Vi sono dei limmudnikim irriducibilmente laici sempre però curiosi e rispettosi delle tradizioni religiose: i loro campioni sono Elishà ben Avuyà, Baruch Spinoza, Sigmund Freud e Albert Einstein; e di osservanti, che tuttavia non disdegnano di confrontarsi con modalità di vita ebraica diverse e non conformiste: parlano di Torà, ma lo fanno in modo poco convenzionale, usando un linguaggio che – almeno a parer loro – dovrebbe incontrare l’approvazione anche dei miscredenti.

Fra i limmudnikim vi sono artisti, musicisti, pittori, fotografi, amanti della danza e della cucina. Anche loro anelano a integrare la passione della loro vita con i principi della Torà (quindi: pittura ebraica, cucina ebraica, danza ebraica, teatro ebraico, fotografia ebraica ecc) e di mostrare che la loro creatività può ispirare e essere alimentata da miti e riti della cultura avita.

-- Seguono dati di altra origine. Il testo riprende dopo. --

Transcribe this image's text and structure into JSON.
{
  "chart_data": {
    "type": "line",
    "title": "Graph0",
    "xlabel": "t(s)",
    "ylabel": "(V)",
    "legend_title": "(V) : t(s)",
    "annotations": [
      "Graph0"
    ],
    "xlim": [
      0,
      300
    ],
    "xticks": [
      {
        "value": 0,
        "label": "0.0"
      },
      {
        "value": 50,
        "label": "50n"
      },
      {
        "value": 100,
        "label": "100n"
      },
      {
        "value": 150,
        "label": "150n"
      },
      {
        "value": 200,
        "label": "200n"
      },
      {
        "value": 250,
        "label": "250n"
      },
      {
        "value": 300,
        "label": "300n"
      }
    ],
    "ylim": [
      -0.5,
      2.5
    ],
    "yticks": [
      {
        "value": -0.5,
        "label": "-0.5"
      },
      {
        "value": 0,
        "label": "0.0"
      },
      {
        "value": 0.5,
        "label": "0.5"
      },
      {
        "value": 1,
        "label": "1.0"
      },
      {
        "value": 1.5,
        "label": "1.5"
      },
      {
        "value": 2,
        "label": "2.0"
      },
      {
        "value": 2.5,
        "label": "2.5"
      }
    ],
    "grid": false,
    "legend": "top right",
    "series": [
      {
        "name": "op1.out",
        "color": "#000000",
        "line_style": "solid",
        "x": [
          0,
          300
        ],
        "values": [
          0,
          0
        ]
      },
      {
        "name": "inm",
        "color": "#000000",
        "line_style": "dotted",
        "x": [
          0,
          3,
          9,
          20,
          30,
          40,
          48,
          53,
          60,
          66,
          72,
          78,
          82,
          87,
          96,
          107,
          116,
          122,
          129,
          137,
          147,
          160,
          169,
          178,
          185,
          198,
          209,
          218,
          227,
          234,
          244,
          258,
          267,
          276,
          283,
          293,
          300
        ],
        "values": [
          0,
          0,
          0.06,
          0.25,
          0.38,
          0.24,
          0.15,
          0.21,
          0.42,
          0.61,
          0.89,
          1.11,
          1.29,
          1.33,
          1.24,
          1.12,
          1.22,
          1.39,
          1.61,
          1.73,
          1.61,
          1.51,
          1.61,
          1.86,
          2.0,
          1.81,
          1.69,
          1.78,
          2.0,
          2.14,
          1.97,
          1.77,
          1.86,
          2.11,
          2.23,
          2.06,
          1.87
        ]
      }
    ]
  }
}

I limmudnikim sono uomini e donne, giovani e vecchi, prestanti e portatori di handicap, carnivori e vegani, scapoli e ammogliati, timidi e attaccabottoni, seriosi e ridanciani. I “giovani” sono ragazzi e ragazze che, nonostante la crisi che avvolge le nostre Comunità, non hanno perso fiducia nel futuro, si identificano con le loro radici ebraiche, e vogliono proporre i loro progetti per rifondare un ebraismo vitale, attivo, capace di affrontare le sfide del terzo millennio. I “vecchi” (pardon, i più maturi) non sono di quelli che amano riposare sugli allori. Loro condividono il concetto di “educazione permanente”, vogliono ancora imparare cose nuove e aspirano a trasmettere le loro esperienze, mettendosi alla prova e ampliando i propri orizzonti culturali. Tutti, comunque, condividono la convinzione che lo studio arricchisce la persona, amplia gli orizzonti, è indispensabile per formarsi un’identità matura e consapevole.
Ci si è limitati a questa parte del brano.